Wednesday, 2 September 2009
The starting point for the analysis of any cultural product (call it text, or whatever you please) is to see it as a productive system. It aims to produce a certain complex of effects upon the person who receives it, views it, interacts with it.
A work that can be said to fail, is a work that does not produce the effects for which it was intended. Artaud. Melville. Bialystock & Bloom.
When we talk about genre films, or genre fiction, we are referring to the effects that the work will visit upon us, the reason that we pick it up, go to the cinema. Action, romance. Each of these words conveys, in a broad sense, the set, or range of personal responses upon which the work will play. Failure then, is also a frustration of our expectation.

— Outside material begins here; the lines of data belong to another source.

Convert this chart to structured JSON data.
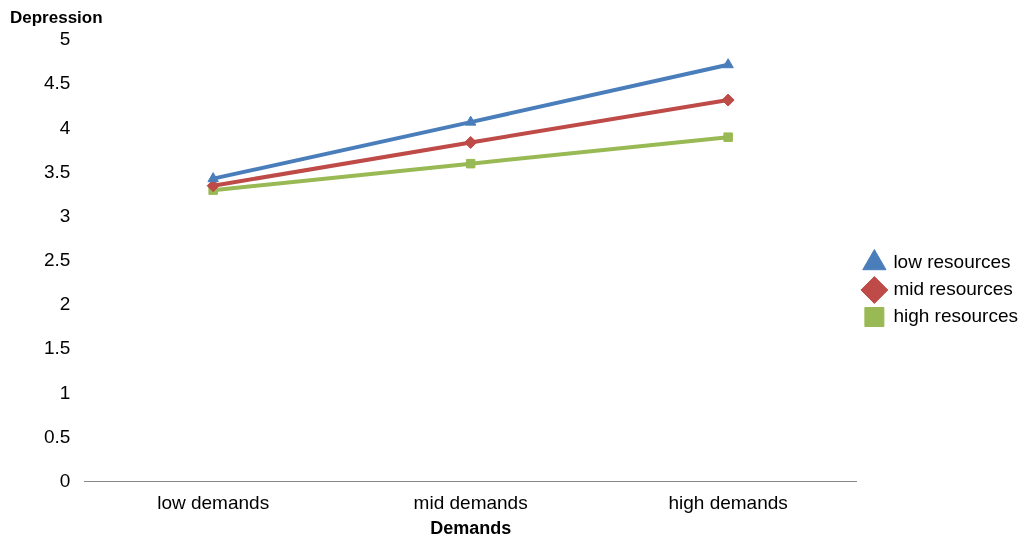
{
  "chart_data": {
    "type": "line",
    "ylabel": "Depression",
    "xlabel": "Demands",
    "categories": [
      "low demands",
      "mid demands",
      "high demands"
    ],
    "series": [
      {
        "name": "low resources",
        "color": "#4a7ebb",
        "marker": "triangle",
        "values": [
          3.43,
          4.07,
          4.72
        ]
      },
      {
        "name": "mid resources",
        "color": "#be4b48",
        "marker": "diamond",
        "values": [
          3.35,
          3.84,
          4.32
        ]
      },
      {
        "name": "high resources",
        "color": "#98b954",
        "marker": "square",
        "values": [
          3.3,
          3.6,
          3.9
        ]
      }
    ],
    "ylim": [
      0,
      5
    ],
    "yticks": [
      0,
      0.5,
      1,
      1.5,
      2,
      2.5,
      3,
      3.5,
      4,
      4.5,
      5
    ],
    "grid": false,
    "legend": "right",
    "line_style": "solid"
  }
}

When we identify this range, we can then discuss technical and ideological issues. A certain method of montage, cinematographic style, etc., or gender roles, construction of space, etc. these can be assessed, broken up, and reinserted into the understanding as a whole. But technical and ideological are not separate. Not at all. Psycho-cam in Halloween, strong arms in Mills & Boon.
We must ask why our expected responses are played on in specific ways, what modes of behaviour this presumes, and what this (often publically enacted) call-response principle reinforces. Aka, why do boring people like stupid movies & why do artschool wankers like lame-ass pretentious movies?